80s Horrors and Scares Again
By Kristin Battestella
Mirror mirror on the wall, I am a Garbage Pail Kids horror fiend eighties baby after all.
Galaxy of Terror – This 1981 SF freaky produced by Roger Corman (The Masque of the Red Death) has some fine scary and gory zooms, nice jump out moments, a little bit of fantasy, and some funny tossed in for good measure. The space scenery and creepy ship effects look good, especially decent if you think about how much worse and uber low budget it could have been. Okay, so it’s too dark in some spots, the eighties music is too loud, and the bad laser effects give me a headache. It’s tough to tell who is forgettable who beyond Erin Moran (Happy Days) and Robert Englund (Nightmare on Elm Street), the controls look like Simon, and the creature effects are quite the hokey. Having said all that, the creepy and freaky works! Contemporary audiences might not like the rapacious nasties, psychological fears, and disturbing body horror if they haven’t seen this one before, but it still works damn fine and better than predictable modern slashers.
My Bloody Valentine – There’s more forgettable 1981 interchangeable hokey hicks here- but this time all the juicy gore, unique deaths, and claustrophobic dangers are in a great labyrinthine mine inhabited by a pickaxe wielding killer. The re-inserted deadly details are shocking and sweet, with interesting or askew camerawork, kink, and mystery. However, the scenes are unrestored and noticeably out of place- making a tough viewing for some audiences who expect a bit more polish on blu-ray. Naturally due to the titular Valentine plot twists, I’m not so sure this is a good October or Halloween-esque film. Then again, we could all use a little freaky in our February, for sure. I must say I did predict the killer’s identity before the finale, but it was dang entertaining in getting there nonetheless.
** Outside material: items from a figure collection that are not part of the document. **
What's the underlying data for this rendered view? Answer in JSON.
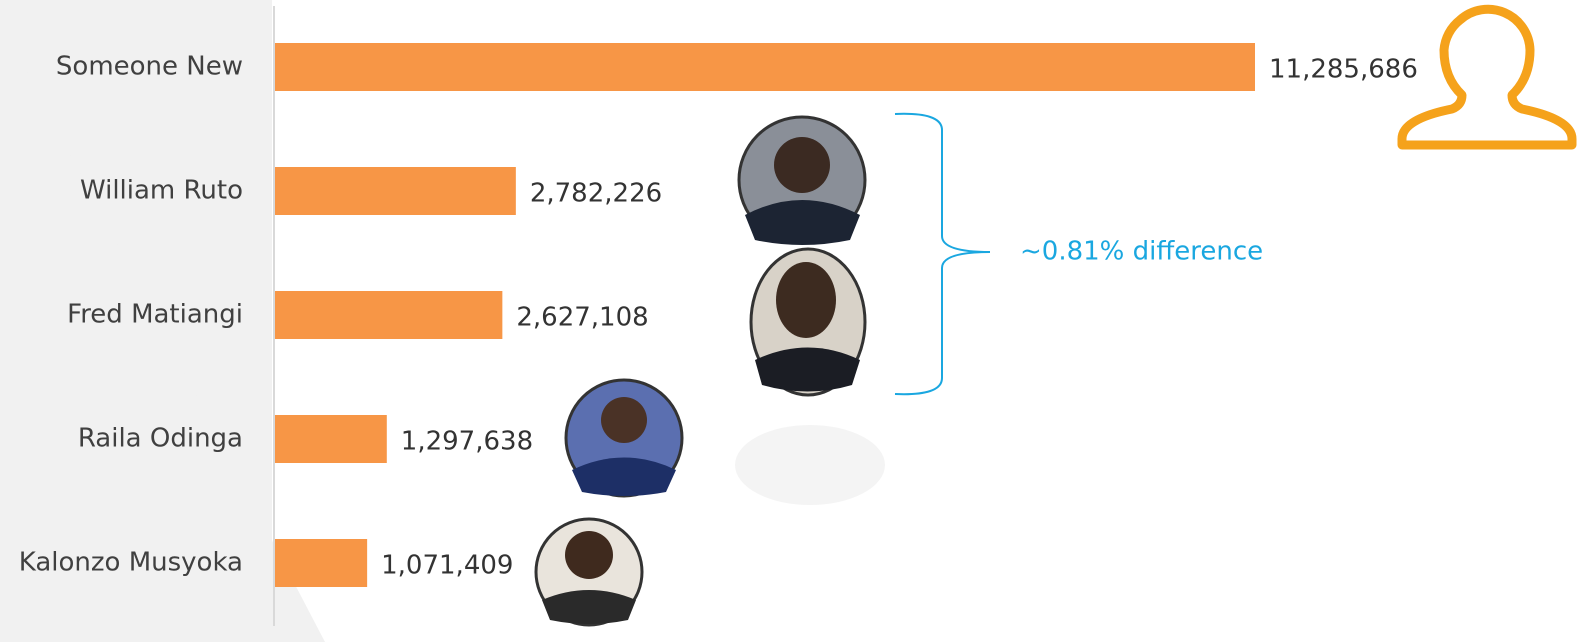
{
  "chart_data": {
    "type": "bar",
    "orientation": "horizontal",
    "categories": [
      "Someone New",
      "William Ruto",
      "Fred Matiangi",
      "Raila Odinga",
      "Kalonzo Musyoka"
    ],
    "values": [
      11285686,
      2782226,
      2627108,
      1297638,
      1071409
    ],
    "value_labels": [
      "11,285,686",
      "2,782,226",
      "2,627,108",
      "1,297,638",
      "1,071,409"
    ],
    "color": "#f79646",
    "annotation": "~0.81% difference"
  }
}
Near Dark – Oscar winning director Kathryn Bigelow (The Hurt Locker) also co-wrote this cult cowboy-esque and unique 1987 vampire tale starring Adrian Pasdar (Heroes), Jenny Wright (St. Elmo’s Fire), Bill Paxton (Aliens), Lance Henriksen (Aliens), Jenette Goldstein (Aliens), and Joshua John Miller (he’s the kid brother in Teen Witch!). Granted the Southern eighties style may seem dated or too country to some. However, this is quite the stylized show, with a serious look at nomadic vampire rites of passage and dangerous family drama. There’s even room for humor, sardonic fun, and a little romance, too. Traditional vampire bits are here- though in unexpected ways- and there is plenty of blood, gruesome, fire, and deaths. Yet this isn’t all gore and bite juice for the sake of it, rather most of the meat is handled by twisted performance alone. It’s subtle, sexy, and the blu-ray looks great.
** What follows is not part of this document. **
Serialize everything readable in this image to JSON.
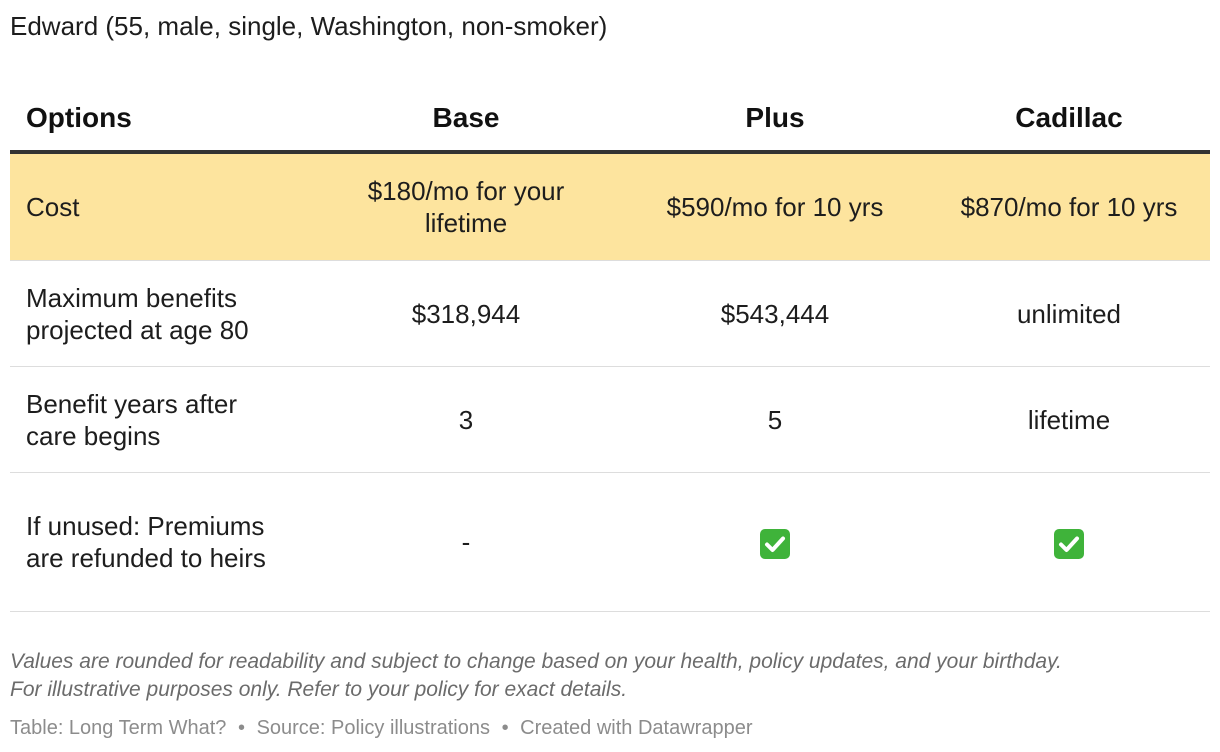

Swamp Thing – There’s a great story here from the DC Comics plots- all kinds of kinky, monster innuendo, power debates, sociological statements, and demented science. I do, however, expect a little more polish from director Wes Craven (Nightmare on Elm Street, Scream), as the photography and editing presentation hampers this most. Despite the serious relationships onscreen, numerous and disjointed fade ins or weird slide transitions make this feel like a series of action incidents rather than a cohesive tale. Thankfully, the swampy water and South Carolina locations work wonderfully, and Adrienne Barbeau (The Fog), Ray Wise (Twin Peaks), and the late Dick Durock (also of the Swamp Thing TV series) are a lot of fun. Though he appears to have never been in anything else, Reggie Batts is also a scene-stealing treat as the sarcastic Jude. We can believe Barbeau as the smart, sexy woman who can handle herself, as well- just that dang 1982 mini afro mullet combo hair does not work. Louis Jourdan (Octopussy) is also mustache twisting villainy sweet, even if the monster make-up and the action finale is quite hokey. Fortunately, the uncut version is currently available on Netflix’s Instant Watch, complete with boobs a plenty. And really, I’m so, so tired of forthcoming 3D remakes!
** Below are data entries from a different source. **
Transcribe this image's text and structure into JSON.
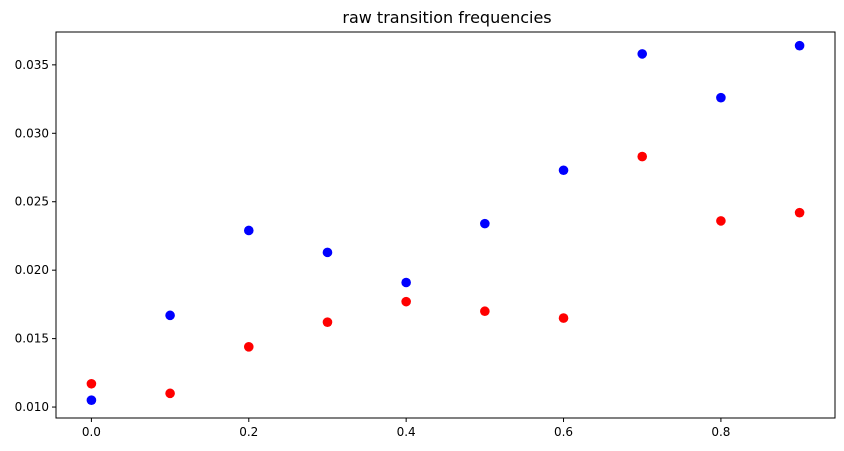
{
  "chart_data": {
    "type": "scatter",
    "title": "raw transition frequencies",
    "xlabel": "",
    "ylabel": "",
    "xlim": [
      -0.045,
      0.945
    ],
    "ylim": [
      0.0092,
      0.0374
    ],
    "xticks": [
      0.0,
      0.2,
      0.4,
      0.6,
      0.8
    ],
    "xtick_labels": [
      "0.0",
      "0.2",
      "0.4",
      "0.6",
      "0.8"
    ],
    "yticks": [
      0.01,
      0.015,
      0.02,
      0.025,
      0.03,
      0.035
    ],
    "ytick_labels": [
      "0.010",
      "0.015",
      "0.020",
      "0.025",
      "0.030",
      "0.035"
    ],
    "grid": false,
    "series": [
      {
        "color": "#0000ff",
        "x": [
          0.0,
          0.1,
          0.2,
          0.3,
          0.4,
          0.5,
          0.6,
          0.7,
          0.8,
          0.9
        ],
        "y": [
          0.0105,
          0.0167,
          0.0229,
          0.0213,
          0.0191,
          0.0234,
          0.0273,
          0.0358,
          0.0326,
          0.0364
        ]
      },
      {
        "color": "#ff0000",
        "x": [
          0.0,
          0.1,
          0.2,
          0.3,
          0.4,
          0.5,
          0.6,
          0.7,
          0.8,
          0.9
        ],
        "y": [
          0.0117,
          0.011,
          0.0144,
          0.0162,
          0.0177,
          0.017,
          0.0165,
          0.0283,
          0.0236,
          0.0242
        ]
      }
    ]
  }
}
The Thing – Director John Carpenter (Halloween, Christine) mixes alien fears, scary isolation, dangerous locations, miscommunications, mistrust, suspicion, and more in this 1982 science fiction freaky. In some of the hectic scenes, it may be tough to tell who is who in the all-male cast, yes. But stars Kurt Russell (Escape from New York), Keith David (Platoon), and Wilfred Brimley (Cocoon, or rather, The Quaker Oats Guy) build all the paranoia necessary. Everyone is afraid of not just the titular menacing getting in, but also of letting it out into the populated world- which is exactly what it wants. Maybe some of the effects are corny today, but the gore also looks gruesome good whilst also being realistic or bizarrely well thought. Jumps and scares, of the time restrictions, little technology to help, and a jury-rigged compound add to the horror, too. And again, I’m not interested in the remake. Why, oh why, oh why would anyone be?